California’s forgotten investor-backed genocide squads
Mass murder pitched as an investment opportunity, backed by the power of the U.S. government. What a perfect encapsulation of the American Way.
“A war of extermination will continue to be waged between the races, until the Indian race becomes extinct.”
— Peter H. Burnett, the first governor of California, 1851
We’ve been working on a historical segment of our water oligarch doc, trying to trace California’s transformation into an industrial society dominated by forty million people, freeways, suburbs, and giant farms — all of it underpinned by over a thousand dams and the biggest aqueduct system in the world. So I’ve reading up on California’s early history — particularly about the genocide of California’s Indian tribes.
Having grown up in San Francisco, I must say that I’m a bit embarrassed by how little I know — or knew — about it. Seems ridiculous that I’ve been more familiar with something like the Armenian genocide, which took place on the other side of the world, than with the genocide that happened right under my feet, in a place where I have lived on and off since my family moved here from the Soviet Union in 1990. But I know I’m not alone here. Lots of people in America are more familiar with atrocities committed in far-away places than those that took place right outside their door. I guess it’s always easier to project outward than it is to look at the horrors of your own society — horrors that can’t be easily unwound or separated from your own life, and which go against notions of your own cultural superiority.
One thing I didn’t realize was in what short a time frame the genocide happened here, with most of it occurring in the span of a decade — starting in around 1850, when the region was flooded by a locust-horde of crazed settlers looking for gold.
True, the locals began to be decimated long before the Gold Rush.

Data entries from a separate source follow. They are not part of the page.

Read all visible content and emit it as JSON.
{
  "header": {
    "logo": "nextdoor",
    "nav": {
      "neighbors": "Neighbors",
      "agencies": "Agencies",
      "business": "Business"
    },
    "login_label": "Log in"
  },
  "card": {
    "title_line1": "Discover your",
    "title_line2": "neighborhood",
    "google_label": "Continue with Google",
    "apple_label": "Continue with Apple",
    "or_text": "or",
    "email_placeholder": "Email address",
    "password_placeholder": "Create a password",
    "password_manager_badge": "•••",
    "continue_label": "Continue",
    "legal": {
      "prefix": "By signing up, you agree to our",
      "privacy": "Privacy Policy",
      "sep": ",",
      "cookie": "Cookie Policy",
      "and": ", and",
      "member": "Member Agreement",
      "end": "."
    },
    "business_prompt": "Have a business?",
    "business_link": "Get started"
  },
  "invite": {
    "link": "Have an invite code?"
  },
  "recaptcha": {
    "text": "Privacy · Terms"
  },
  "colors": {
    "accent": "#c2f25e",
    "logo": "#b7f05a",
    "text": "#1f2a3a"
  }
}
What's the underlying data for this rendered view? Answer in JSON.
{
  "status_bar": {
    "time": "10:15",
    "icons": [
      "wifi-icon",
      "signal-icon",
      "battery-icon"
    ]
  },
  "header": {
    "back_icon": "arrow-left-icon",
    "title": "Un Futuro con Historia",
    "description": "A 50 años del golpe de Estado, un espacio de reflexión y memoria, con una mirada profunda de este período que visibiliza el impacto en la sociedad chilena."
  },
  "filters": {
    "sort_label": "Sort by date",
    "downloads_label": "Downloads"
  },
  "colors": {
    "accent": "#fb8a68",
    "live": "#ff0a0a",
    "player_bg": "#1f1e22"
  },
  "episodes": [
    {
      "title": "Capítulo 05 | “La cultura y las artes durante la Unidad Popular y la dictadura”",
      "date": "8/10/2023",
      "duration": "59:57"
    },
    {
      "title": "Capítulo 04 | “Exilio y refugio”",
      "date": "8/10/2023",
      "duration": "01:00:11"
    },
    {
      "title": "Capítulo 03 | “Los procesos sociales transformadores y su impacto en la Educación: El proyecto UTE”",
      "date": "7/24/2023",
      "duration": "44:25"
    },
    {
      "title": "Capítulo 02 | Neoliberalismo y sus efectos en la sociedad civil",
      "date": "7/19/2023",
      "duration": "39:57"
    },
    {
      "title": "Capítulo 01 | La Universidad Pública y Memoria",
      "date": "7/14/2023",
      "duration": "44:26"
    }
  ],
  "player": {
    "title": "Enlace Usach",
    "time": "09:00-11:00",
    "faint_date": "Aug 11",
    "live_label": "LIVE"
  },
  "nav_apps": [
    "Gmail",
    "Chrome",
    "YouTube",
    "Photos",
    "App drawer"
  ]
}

The Spanish — with their germs and their forced enslavement — did a lot of the early work. And Russia’s fur trappers didn’t do anyone any favors, either. But the “real” genocide started with the Gold Rush — when a population of about 150,000 California Indians was reduced to somewhere between 15,000 and 30,000 in the span of several decades. That’s an impressive rate, considering how big and spread out California was, and how primitive the methods: shooting, stabbing, slow starvation, and slave death labor camps.
Why did the genocide happen? Well, after the Gold Rush, California experienced the biggest, fastest human migration in probably all of human history. And California’s Indian tribes occupied all the good land — land that the settlers needed for livestock, farming, and gold mining. The locals weren’t seen as truly human, so it was open hunting season on them. As historian Hubert Howe Bancroft quipped, “The savages were in the way; the miners and settlers were arrogant and impatient…It was one of the last human hunts of civilization, and the basest and most brutal of them all.”
There’s a great, brutal book that chronicles in painstaking detail the genocide that took place here following the Gold Rush and sets the political context in which it happened. It’s called An American Genocide and it’s written by a Benjamin Madley, who grew up in Northern California in the Shasta area. I highly recommend it, if you’re into that sort of thing.
As gruesome and sad as the book is, one detail in particular knocked me off the couch. Turns out that California ran its own investor-backed genocide squads — with 7 percent annual returns guaranteed by the state. A fine example of California’s genocidal settler-democracy in action!